# saltist 30



## BAYSLA-ER757 (Oct 26, 2009)

whats the best way to trick out saltist 30


----------



## AL_N_VB (Apr 3, 2002)

clean and re-lube the bearings ( All in 1 ). Clean and upgrade the drag washers <- upgrade to Carbontex drag washers. Apply Cal's grease to the drag washers. 

Reel out of the box is fine, just add add the red brake blocks, spool and tie on a shock leader. Makes sure the spool tension knob on the side is not locked down, you want a little side ways play in the spool. Too much play means its too loose and you will blow up. Too tight and you're burning up a bearing.


----------



## ematsuda (Feb 9, 2009)

Static mag it. Paint in the "Saltist" side plate engravement with red. That's all I did to mine and it looks and performs cherry.


----------



## BAYSLA-ER757 (Oct 26, 2009)

ematsuda said:


> Static mag it. Paint in the "Saltist" side plate engravement with red. That's all I did to mine and it looks and performs cherry.


where do i get that from??


----------



## AL_N_VB (Apr 3, 2002)

BAYSLA-ER757 said:


> where do i get that from??


Google: Small earth magnets.

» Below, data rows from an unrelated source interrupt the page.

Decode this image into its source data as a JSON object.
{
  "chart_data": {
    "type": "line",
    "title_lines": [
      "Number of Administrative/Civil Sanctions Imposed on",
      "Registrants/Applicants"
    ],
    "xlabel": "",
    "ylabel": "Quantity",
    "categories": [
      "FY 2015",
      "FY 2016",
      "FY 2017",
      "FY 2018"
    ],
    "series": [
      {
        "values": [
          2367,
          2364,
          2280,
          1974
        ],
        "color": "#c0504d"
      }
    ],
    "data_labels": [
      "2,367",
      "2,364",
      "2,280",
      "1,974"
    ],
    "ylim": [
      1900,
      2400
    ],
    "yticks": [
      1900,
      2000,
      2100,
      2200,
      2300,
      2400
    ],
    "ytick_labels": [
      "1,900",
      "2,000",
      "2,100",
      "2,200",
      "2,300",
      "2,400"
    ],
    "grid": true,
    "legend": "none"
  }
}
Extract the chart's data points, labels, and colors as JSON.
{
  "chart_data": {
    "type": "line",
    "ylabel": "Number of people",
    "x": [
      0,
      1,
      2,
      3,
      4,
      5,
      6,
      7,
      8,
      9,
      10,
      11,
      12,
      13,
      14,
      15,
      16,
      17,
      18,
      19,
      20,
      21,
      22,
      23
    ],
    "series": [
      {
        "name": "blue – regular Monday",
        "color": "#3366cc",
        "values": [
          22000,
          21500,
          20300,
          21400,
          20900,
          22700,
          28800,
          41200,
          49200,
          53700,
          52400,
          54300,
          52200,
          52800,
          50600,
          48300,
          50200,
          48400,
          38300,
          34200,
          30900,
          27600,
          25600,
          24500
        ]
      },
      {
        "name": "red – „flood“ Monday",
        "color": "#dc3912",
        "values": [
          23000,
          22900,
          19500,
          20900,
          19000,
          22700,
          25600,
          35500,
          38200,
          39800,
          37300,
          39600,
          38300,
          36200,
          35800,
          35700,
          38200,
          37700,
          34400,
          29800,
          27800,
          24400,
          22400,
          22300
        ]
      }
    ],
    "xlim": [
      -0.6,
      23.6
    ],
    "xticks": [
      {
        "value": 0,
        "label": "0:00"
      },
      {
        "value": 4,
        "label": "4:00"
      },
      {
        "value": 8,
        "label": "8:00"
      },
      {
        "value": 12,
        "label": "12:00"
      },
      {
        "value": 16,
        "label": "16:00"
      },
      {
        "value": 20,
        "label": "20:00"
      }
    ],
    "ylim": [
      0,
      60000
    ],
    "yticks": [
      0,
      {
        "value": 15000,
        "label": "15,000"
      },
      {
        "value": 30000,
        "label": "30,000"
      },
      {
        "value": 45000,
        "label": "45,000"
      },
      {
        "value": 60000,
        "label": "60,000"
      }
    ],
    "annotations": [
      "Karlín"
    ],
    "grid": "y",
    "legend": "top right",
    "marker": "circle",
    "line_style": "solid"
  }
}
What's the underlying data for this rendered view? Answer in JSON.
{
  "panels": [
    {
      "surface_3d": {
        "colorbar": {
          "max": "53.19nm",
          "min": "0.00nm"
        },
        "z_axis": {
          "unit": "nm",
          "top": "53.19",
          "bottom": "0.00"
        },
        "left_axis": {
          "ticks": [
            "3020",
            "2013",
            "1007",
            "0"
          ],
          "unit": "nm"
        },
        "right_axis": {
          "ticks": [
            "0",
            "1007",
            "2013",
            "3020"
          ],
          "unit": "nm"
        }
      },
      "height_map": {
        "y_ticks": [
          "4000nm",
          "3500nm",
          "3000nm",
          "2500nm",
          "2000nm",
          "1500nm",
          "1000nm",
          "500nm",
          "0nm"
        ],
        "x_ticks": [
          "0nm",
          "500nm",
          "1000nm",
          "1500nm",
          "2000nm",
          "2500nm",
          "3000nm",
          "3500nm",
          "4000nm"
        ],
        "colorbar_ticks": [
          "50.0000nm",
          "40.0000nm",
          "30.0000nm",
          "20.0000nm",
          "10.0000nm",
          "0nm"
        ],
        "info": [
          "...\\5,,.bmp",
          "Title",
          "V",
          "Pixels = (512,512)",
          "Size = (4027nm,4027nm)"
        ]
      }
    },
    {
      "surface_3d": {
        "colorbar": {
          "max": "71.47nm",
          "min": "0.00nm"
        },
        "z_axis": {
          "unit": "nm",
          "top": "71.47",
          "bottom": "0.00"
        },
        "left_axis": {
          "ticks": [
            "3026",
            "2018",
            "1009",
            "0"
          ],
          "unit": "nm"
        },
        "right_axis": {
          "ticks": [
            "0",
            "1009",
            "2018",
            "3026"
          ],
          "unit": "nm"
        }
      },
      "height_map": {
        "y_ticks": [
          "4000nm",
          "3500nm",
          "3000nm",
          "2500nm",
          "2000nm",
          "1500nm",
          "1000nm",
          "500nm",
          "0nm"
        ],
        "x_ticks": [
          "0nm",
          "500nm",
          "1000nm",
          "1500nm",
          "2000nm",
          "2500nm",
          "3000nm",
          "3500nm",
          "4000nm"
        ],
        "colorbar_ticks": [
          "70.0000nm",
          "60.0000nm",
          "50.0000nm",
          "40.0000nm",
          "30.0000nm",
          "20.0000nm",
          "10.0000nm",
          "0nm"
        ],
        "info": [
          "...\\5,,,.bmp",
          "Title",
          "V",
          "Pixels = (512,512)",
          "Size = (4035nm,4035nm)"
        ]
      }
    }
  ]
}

Don't get the ones from radio shack, they rust. 
Do a search on P&S.. there's pictorials and post on how to "static mag a reel".


----------



## spiderhitch (Nov 9, 2005)

BAYSLA-ER757 said:


> where do i get that from??


i got a whole bunch of earthmagnets that i was getting ready to throw in the trash yesterday,i no longer need them you can have them if you want atleast someone will put them to good use...


----------